Here's our latest addition to the Best Advice I Can Give -- Blogger Edition series.
Today's post comes from Canadian Financial Stuff where he says:
This seems to be the January battle cry for retail stores, "Since you didn't get what you wanted for Christmas, come here and squander more money, please", or something to that effect. If you didn't get what you wanted for Christmas? What if you wanted Peace on Earth, or have your hip replacement surgery scheduled? Can Canadian Tire do something about that for me? I don't think so, but who knows?
Debt Reduction is like losing weight, you need to stop listening to your impulses and keep to the plan. Now if you planned to go to the after Christmas sales (like at the GAP), and spend the money you didn't spend at Christmas, that is a valid (and a good) plan. My kids got gift cards for Christmas and then proceeded to buy 2/3 more clothing than they could have before Christmas at the GAP (makes an old man proud to see his kids learning the value of being cheap).

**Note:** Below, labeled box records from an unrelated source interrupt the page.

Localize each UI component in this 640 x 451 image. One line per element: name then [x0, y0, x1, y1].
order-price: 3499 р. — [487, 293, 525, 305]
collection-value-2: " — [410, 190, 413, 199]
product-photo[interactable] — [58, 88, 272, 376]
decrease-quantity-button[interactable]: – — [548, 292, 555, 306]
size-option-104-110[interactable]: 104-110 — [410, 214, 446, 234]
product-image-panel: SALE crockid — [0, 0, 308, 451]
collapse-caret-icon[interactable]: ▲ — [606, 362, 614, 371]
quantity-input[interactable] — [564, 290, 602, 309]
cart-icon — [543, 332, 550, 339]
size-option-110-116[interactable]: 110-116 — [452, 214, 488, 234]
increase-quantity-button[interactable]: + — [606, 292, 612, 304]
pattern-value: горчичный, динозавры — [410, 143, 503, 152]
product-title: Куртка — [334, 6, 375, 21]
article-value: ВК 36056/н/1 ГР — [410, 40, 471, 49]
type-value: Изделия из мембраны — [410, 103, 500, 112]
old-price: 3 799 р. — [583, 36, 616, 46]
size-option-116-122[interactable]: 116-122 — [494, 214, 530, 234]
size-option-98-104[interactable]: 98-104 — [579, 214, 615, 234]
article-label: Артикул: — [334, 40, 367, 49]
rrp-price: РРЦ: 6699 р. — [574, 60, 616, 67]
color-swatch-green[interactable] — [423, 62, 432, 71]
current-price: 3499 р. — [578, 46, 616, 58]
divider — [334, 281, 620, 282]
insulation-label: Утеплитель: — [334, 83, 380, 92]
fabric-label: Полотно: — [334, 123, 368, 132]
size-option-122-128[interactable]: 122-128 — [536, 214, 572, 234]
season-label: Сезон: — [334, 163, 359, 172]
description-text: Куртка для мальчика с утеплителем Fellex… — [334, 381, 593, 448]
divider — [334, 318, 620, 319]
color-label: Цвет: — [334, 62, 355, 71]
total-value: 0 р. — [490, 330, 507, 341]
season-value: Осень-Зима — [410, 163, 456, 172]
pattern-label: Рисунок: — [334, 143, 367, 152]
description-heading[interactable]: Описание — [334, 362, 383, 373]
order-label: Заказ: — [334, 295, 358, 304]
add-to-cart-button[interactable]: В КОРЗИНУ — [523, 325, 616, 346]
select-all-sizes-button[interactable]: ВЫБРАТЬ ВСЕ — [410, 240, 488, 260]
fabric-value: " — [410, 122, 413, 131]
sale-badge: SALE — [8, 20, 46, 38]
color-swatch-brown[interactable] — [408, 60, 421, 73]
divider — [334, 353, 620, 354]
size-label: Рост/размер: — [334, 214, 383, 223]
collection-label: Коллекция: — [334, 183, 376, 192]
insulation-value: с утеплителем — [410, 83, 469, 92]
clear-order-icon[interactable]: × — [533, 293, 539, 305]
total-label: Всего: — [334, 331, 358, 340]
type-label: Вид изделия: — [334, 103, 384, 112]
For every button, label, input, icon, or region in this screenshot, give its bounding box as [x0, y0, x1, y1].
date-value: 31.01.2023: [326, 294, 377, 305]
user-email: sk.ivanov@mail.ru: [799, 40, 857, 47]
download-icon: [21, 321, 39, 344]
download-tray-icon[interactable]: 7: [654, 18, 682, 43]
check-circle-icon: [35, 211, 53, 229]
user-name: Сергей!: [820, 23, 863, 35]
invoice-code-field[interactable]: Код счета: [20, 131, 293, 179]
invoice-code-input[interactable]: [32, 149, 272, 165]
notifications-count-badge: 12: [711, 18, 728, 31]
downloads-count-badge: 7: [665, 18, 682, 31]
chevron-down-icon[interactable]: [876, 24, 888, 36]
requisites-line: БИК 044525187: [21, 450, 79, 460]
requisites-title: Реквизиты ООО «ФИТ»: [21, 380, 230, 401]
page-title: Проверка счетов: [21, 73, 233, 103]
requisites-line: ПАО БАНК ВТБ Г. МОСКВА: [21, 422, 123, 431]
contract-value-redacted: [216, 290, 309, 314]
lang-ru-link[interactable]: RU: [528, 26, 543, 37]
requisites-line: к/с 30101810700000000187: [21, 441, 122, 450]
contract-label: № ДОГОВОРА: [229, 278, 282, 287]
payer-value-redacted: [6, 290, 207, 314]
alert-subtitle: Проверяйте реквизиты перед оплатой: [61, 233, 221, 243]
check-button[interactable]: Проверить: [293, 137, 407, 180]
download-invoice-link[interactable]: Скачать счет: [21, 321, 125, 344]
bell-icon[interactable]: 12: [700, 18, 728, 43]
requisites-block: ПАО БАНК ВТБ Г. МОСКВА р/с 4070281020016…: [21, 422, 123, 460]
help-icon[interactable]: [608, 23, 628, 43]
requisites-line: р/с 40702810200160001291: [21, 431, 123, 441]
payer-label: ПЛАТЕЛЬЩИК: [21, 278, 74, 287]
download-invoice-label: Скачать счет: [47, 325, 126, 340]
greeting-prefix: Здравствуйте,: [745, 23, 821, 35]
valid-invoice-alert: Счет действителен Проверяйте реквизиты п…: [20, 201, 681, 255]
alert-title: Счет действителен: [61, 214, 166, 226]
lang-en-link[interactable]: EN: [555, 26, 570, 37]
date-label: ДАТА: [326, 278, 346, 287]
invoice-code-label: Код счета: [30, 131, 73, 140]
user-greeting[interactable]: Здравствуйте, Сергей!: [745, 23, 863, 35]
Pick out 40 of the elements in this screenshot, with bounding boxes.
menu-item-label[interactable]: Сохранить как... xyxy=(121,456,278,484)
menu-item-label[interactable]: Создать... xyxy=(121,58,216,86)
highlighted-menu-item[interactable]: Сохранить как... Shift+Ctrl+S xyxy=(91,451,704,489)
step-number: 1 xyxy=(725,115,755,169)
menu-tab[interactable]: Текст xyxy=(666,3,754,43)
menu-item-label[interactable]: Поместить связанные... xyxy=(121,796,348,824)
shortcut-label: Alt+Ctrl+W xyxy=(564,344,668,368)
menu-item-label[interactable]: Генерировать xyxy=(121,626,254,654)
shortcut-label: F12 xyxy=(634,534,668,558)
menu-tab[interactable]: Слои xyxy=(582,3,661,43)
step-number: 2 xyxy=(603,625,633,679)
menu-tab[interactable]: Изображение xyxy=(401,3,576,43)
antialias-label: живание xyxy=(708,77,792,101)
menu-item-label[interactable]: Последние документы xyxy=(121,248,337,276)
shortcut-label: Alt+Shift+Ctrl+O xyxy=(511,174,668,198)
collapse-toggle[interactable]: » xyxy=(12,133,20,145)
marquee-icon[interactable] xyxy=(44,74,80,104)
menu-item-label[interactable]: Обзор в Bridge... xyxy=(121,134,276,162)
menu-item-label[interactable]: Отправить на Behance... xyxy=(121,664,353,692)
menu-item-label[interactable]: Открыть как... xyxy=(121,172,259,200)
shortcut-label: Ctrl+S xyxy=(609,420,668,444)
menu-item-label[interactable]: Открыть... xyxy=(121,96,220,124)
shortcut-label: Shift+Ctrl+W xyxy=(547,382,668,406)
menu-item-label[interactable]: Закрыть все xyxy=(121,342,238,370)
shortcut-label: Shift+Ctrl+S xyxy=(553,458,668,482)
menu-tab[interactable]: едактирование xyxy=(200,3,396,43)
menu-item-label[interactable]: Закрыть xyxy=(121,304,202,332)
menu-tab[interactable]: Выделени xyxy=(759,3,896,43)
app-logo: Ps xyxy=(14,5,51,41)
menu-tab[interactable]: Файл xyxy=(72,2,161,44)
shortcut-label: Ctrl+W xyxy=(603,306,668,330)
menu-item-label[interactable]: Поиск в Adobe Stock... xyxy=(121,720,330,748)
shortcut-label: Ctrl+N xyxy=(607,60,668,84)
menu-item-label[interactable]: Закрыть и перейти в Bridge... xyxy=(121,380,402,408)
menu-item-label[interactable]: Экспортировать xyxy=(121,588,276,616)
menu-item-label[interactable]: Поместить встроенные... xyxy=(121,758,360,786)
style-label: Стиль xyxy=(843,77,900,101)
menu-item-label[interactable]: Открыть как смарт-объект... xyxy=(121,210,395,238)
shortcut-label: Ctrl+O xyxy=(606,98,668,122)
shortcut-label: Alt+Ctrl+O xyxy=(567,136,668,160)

If you planned on spending a quiet January hidden in your nice warm bed, not worrying about bills, stick to that too. If you don't have a plan for January, feel free to borrow this one, "I plan to not buy any more crap that I don't need", it's a pretty good plan, which actually could be used for any month of the year.
If you continue to SPEND more than you MAKE you can either get a job as a politician or you can be sure you'll never be able to retire, or stop worrying about your debt. Keep that in mind, when you think next, "I didn't get that Deluxe Cheese Straightener I wanted for Christmas, and it's on sale!".
As I'm sure you could guess, I love this advice -- especially since spending less than you earn was my #1 top 10 post topic of 2005.
Americans for the first time since World War II have a negative savings rate; this unwillingness to spend less than you make has been driven in part by the rise in consumer credit, the ability to use a house as an ATM through constant refinances, and overall low interest rates. This year we're seeing an increase in credit card minimum payments and rising interest rates slamming shut the door to refinancing. In addition, over the next 18 months we'll see over 3 million homeowners watch their mortgages adjustment for the first time just in time for a softening real estate market. Cutting up your credit cards and resisting the urge to spend money on all but the most necessary items is definitely a good plan.